Selon le rapport 2017 de l’OCDE sur les politiques agricoles, le soutien octroyé aux producteurs par les pays membres de l’organisation a représenté en moyenne 39 % de la valeur ajoutée du secteur en 2014-2017. Les auteurs formulent une série de recommandations pour une « révision » des régimes en vigueur, notamment le remplacement des aides qui faussent la production et les échanges par la fourniture de services d’intérêt général et le développement d’outils de gestion des risques n’excluant pas les « solutions privées ». Dans l’UE, calcule l’OCDE, le soutien total à l’agriculture équivalait sur la période à 0,7 % du PNB.

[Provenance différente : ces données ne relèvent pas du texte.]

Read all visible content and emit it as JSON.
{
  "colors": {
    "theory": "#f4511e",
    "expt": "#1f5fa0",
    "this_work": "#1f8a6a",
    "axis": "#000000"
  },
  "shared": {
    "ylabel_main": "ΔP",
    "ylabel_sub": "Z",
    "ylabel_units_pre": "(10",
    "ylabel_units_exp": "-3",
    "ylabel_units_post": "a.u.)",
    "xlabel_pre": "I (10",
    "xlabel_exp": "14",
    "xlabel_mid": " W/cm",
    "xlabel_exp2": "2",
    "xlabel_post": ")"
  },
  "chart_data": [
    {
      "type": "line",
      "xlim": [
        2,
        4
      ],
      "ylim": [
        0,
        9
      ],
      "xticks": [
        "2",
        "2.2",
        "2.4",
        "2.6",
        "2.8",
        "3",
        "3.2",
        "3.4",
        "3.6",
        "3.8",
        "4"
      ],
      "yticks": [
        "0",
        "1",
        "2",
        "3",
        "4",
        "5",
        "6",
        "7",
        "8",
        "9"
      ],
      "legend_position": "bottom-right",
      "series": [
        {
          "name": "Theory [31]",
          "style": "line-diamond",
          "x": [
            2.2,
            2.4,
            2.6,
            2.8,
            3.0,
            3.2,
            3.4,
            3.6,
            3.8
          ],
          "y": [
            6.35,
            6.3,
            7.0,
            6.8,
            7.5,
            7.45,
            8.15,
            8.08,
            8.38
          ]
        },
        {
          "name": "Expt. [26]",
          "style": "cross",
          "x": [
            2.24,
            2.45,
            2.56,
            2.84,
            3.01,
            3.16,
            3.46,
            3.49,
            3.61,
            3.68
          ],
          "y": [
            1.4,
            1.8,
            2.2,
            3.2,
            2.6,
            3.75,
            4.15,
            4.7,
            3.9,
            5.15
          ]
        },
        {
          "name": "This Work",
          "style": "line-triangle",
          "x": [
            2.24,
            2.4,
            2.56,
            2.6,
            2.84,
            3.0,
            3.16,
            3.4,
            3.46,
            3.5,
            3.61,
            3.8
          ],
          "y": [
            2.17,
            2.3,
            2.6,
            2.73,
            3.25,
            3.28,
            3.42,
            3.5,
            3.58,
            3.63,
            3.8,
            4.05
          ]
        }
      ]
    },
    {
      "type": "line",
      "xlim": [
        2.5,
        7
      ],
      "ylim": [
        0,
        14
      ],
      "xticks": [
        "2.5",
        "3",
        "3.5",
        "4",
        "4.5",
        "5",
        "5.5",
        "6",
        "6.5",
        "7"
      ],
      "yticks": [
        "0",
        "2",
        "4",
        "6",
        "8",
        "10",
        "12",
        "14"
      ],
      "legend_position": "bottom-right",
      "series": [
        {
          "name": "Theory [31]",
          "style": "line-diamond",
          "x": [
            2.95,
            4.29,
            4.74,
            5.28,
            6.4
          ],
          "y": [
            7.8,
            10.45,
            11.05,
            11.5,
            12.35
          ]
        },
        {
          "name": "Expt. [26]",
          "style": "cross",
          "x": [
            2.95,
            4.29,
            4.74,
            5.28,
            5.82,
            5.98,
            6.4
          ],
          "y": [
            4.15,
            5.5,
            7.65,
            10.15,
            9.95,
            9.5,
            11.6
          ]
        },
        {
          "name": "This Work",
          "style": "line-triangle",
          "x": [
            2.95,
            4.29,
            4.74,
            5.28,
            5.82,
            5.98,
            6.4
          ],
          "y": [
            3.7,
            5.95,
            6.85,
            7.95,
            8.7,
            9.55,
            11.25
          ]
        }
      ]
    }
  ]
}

Présenté le 21 juin à Bruxelles, le rapport 2017 de l’OCDE sur le suivi et l’évaluation des politiques agricoles estime à 442 milliards € (519 Mrd $) par an le soutien moyen apporté dans les 52 pays étudiés (dont onze grandes économies émergentes) aux producteurs du secteur sur la période 2014-2016, soit 16 % de leurs recettes, contre 21 % il y a vingt ans. Le recul observé en la matière chez certains des 35 membres de l’organisation contrastant avec l’augmentation constatée dans une partie des nations émergentes.
Dans les pays membres de l’OCDE, ce soutien équivalait en moyenne à 39 % de la valeur ajoutée du secteur (contre 60 % environ en 1995-1997), proportion dans laquelle se situent l’UE et les États-Unis, et dont s’écartent notamment la Suisse (163 %), le Japon (89 %) et la Corée (74 %) ainsi que, dans le sens inverse, l’Australie, le Chili et la Nouvelle-Zélande (moins de 10 %).
« Bien cibler » les paiements directs, miser sur les services d’intérêt général
Le rapport de l’Organisation de coopération et de développement économiques recommande une « révision » des politiques agricoles et alimentaires selon une approche « cohérente avec la politique économique générale ».
C’est ainsi que les régimes de paiements directs devraient être « bien ciblés sur les ménages agricoles qui en ont le plus besoin » et les aides liées à la protection de l’environnement et des animaux ou d’autres objectifs d’ordre sociétal soigneusement adaptées à « l’ampleur du problème ».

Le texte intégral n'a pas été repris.